The Shattered Jewel
Originating from a Chinese book dated to the Northern Qi dynasty (6th century C.E.), Japanese “gyokusai” translates to shattered jewel: “People of great strength would rather shatter like a jewel into a myriad of fragments, than to live their life as idle and unbroken as a rooftile.” Worked into countless legends, novels, poems, mangas, animes, this Eastern motif has a soulmate in the West: “The light that burns the brightest, burns the shortest.” And whereever there’s a shattered jewel or a light that burns the brightest, there’s a story: And stories is what gyokusai is all about.
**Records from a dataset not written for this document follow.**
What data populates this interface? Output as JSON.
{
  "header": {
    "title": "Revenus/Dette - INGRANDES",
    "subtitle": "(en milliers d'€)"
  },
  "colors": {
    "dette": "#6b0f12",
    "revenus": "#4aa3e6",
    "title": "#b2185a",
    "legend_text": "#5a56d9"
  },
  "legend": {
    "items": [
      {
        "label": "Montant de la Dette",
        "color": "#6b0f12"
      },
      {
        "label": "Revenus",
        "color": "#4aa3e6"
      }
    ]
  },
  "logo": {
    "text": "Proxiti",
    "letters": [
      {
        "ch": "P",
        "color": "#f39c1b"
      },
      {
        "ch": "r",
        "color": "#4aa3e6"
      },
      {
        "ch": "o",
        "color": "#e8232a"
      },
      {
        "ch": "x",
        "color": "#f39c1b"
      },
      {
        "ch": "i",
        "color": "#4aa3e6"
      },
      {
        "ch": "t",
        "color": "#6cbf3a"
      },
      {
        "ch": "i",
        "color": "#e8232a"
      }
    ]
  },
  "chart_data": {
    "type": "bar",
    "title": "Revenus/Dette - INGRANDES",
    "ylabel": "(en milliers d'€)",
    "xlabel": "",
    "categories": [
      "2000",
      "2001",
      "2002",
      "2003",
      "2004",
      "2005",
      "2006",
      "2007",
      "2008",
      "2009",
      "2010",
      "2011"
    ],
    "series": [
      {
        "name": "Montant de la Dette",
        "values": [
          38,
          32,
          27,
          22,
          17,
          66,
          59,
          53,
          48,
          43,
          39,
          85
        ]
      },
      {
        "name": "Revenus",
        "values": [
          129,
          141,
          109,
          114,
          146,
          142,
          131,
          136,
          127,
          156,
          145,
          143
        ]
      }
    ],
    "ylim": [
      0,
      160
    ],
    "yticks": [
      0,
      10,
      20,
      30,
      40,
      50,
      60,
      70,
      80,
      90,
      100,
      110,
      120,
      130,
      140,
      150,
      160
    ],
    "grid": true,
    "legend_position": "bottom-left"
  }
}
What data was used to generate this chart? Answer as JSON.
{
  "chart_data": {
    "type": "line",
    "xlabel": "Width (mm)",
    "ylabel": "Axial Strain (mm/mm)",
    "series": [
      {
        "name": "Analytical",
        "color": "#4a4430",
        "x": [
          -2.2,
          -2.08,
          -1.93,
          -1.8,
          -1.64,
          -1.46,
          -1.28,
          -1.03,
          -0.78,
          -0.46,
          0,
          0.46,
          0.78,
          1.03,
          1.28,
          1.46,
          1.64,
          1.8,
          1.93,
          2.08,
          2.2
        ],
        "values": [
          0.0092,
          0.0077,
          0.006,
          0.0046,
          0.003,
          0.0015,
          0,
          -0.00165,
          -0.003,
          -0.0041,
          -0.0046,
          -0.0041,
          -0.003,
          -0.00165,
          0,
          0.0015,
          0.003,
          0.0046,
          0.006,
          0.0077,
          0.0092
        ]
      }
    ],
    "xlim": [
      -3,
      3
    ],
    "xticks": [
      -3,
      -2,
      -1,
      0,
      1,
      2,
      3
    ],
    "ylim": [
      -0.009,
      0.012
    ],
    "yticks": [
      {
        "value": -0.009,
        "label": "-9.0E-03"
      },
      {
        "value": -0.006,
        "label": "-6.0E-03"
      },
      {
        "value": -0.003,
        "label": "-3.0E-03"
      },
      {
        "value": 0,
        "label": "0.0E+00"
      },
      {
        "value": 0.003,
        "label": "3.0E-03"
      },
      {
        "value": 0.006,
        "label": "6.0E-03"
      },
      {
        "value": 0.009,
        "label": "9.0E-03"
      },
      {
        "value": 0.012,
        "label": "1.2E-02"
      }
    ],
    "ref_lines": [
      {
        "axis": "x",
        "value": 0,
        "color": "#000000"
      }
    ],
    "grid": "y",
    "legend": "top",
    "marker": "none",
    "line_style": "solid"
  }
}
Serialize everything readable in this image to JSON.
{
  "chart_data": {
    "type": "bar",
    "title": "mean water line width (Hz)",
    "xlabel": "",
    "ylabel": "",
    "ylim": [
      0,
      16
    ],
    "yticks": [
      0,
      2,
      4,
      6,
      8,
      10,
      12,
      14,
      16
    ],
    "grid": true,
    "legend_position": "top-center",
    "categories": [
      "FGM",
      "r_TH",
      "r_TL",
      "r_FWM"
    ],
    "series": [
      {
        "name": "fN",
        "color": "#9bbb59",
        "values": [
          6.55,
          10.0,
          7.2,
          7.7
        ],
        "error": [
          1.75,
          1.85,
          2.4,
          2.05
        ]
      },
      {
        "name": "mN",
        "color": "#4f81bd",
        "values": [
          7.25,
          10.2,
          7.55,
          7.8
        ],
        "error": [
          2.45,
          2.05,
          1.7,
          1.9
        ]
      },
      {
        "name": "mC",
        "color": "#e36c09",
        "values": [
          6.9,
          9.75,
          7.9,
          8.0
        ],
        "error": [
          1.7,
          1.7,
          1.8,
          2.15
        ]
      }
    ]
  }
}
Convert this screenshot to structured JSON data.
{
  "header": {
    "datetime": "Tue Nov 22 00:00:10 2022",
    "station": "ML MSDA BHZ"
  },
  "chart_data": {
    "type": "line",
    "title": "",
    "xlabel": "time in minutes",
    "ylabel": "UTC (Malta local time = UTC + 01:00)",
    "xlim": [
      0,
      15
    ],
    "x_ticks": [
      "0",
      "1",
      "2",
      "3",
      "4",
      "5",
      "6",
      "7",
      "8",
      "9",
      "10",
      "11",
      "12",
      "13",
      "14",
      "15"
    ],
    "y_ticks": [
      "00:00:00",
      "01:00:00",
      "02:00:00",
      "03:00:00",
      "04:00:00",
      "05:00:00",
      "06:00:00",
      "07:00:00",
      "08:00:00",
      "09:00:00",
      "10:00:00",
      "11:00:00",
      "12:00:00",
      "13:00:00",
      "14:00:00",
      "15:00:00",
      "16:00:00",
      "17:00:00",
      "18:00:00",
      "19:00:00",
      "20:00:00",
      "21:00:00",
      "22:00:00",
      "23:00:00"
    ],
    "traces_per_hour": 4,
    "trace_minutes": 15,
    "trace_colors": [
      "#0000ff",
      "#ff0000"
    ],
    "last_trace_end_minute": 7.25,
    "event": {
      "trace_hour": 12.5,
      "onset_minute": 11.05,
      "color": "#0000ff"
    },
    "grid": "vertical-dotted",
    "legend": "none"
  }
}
The Shattered Jewel and the Falling Cherry Blossoms
The Shattered Jewel—like the “Falling Cherry Blossoms” and other metaphors relating to death and daring, loyalty and sacrifice—were appropriated by Japan’s crumbling war machinery in the 1940s: To “retrofit” tradition with legitimizing archetypes for mass suicides of soldiers and civilians, for the ghastly battle cry of ichioku gyokusai, the “100 million shattered jewels.” Telling stories is one approach to reclaiming these metaphors, to restore them to contexts where they rightfully belong: to courage and loyalty and the beauty that can lie in adventure, great deeds, and even death.